Les experts de l'ONU décrivent une structure opérationnelle dans laquelle les hauts responsables des FDR à Kigali entretenaient des liens avec les commandants sur le terrain. Le rapport identifie le général Vincent Nyakarundi, chef d'état-major de l'armée des FDR, comme ayant supervisé les opérations dans l'est de la RDC.

L’évaluation indique en outre que des éléments des 3e et 4e divisions rwandaises ont été impliqués dans le déploiement militaire régional. La 3e Division aurait été principalement active au Nord-Kivu sous la direction du général de division Eugène Nkubito, tandis que la 4e Division opérait principalement au Sud-Kivu avant d'être redéployée au Mozambique fin 2025. Des unités des forces spéciales auraient également été impliquées dans des opérations de première ligne.

Selon le rapport, d'anciennes recrues de l'AFC/M23 interrogées par des experts de l'ONU ont décrit la présence de personnel des RDF, y compris d'unités spécialisées, lors d'opérations militaires à haut risque.

Les experts affirment en outre que les autorités rwandaises auraient influencé les décisions stratégiques de l’AFC/M23, notamment les territoires à capturer, à conserver ou à retirer, ce qui suggère un niveau élevé de coordination opérationnelle entre les deux acteurs.

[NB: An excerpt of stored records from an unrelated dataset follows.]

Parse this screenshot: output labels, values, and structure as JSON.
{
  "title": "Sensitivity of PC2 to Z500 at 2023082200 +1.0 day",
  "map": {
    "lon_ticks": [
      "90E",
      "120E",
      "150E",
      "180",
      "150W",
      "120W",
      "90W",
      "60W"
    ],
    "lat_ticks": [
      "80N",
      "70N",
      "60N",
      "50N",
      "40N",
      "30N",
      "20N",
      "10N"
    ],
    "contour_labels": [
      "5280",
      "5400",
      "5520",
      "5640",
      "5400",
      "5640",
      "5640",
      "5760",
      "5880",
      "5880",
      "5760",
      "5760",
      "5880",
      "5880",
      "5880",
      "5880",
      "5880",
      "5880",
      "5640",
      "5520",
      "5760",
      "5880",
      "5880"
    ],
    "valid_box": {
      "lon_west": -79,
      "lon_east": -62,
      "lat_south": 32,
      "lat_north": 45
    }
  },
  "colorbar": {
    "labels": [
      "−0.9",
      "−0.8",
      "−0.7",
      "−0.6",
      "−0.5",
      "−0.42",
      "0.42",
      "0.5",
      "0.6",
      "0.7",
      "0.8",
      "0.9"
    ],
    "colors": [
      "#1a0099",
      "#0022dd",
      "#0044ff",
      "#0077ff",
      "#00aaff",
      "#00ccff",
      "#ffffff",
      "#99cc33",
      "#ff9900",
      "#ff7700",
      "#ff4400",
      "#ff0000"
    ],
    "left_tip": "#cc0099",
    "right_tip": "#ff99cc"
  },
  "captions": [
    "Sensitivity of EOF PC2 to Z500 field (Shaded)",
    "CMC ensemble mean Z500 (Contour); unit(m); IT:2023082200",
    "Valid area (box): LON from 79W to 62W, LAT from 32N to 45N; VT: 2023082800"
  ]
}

Le rapport indique également que des experts de l'ONU ont formellement demandé des explications au gouvernement rwandais concernant un soutien présumé à l'AFC/M23 mais n'avaient pas reçu de réponse au moment de la publication.

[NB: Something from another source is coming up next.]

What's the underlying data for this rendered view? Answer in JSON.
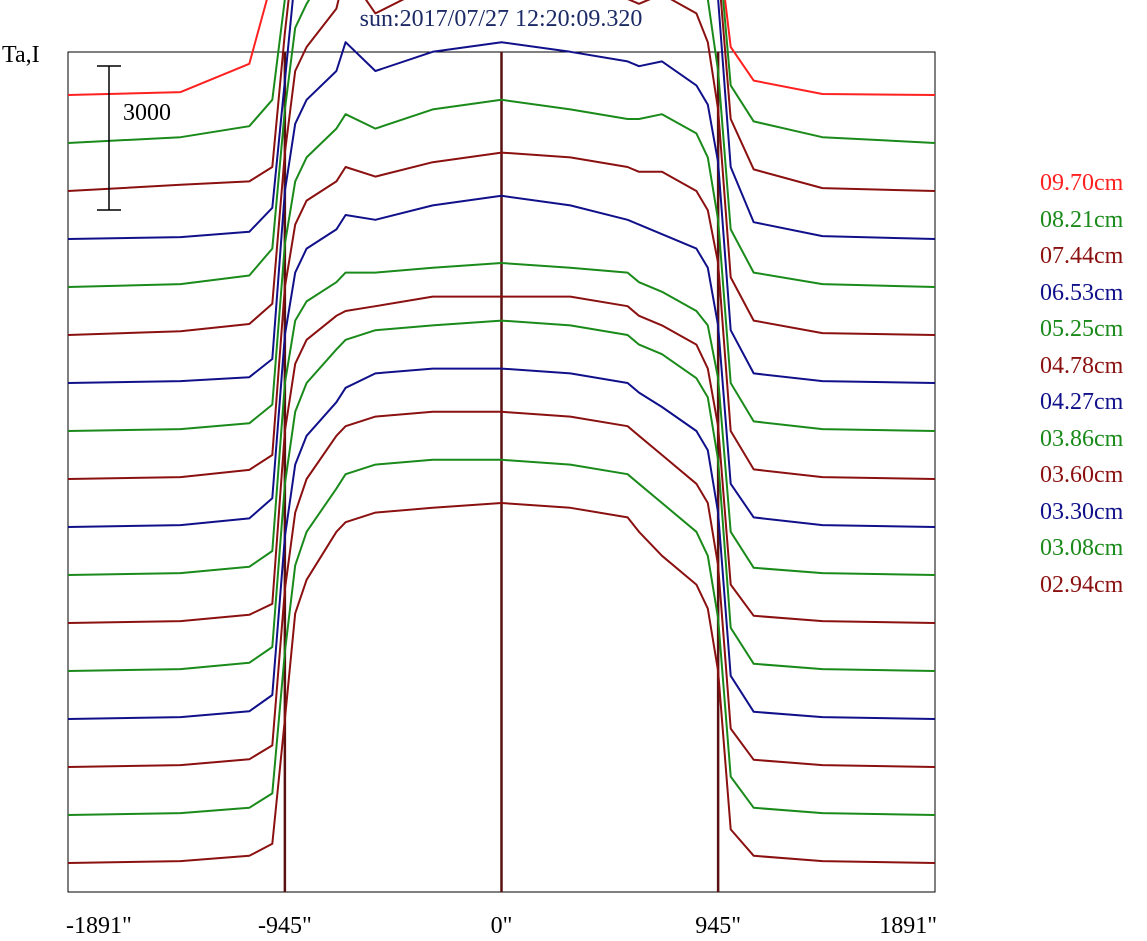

Les allégations impliquant l’ancien président Joseph Kabila et ses alliés politiques restent fortement contestées. Le camp de Kabila a rejeté à plusieurs reprises les accusations de liens avec l’AFC/M23 et le Rwanda, qualifiant les poursuites judiciaires contre lui de politiquement motivées et visant à affaiblir son influence politique.

La publication du rapport de l'ONU intervient alors que les efforts diplomatiques dans le cadre de l'accord de Washington et du processus de paix de Doha continuent de se heurter à des obstacles majeurs. Malgré les efforts de médiation internationale, les tensions entre Kinshasa et Kigali restent vives, avec des désaccords persistants sur l'interprétation et la mise en œuvre des engagements.

Les négociations entre le gouvernement congolais et l’AFC/M23 n’ont pas encore abouti, tandis que les conditions de sécurité sur le terrain continuent de se détériorer. Les acteurs régionaux et internationaux continuent d'appeler toutes les parties à respecter leurs engagements, mais l'écart entre les accords diplomatiques et l'évolution du champ de bataille reste un défi majeur pour les efforts de paix dans l'est de la RDC.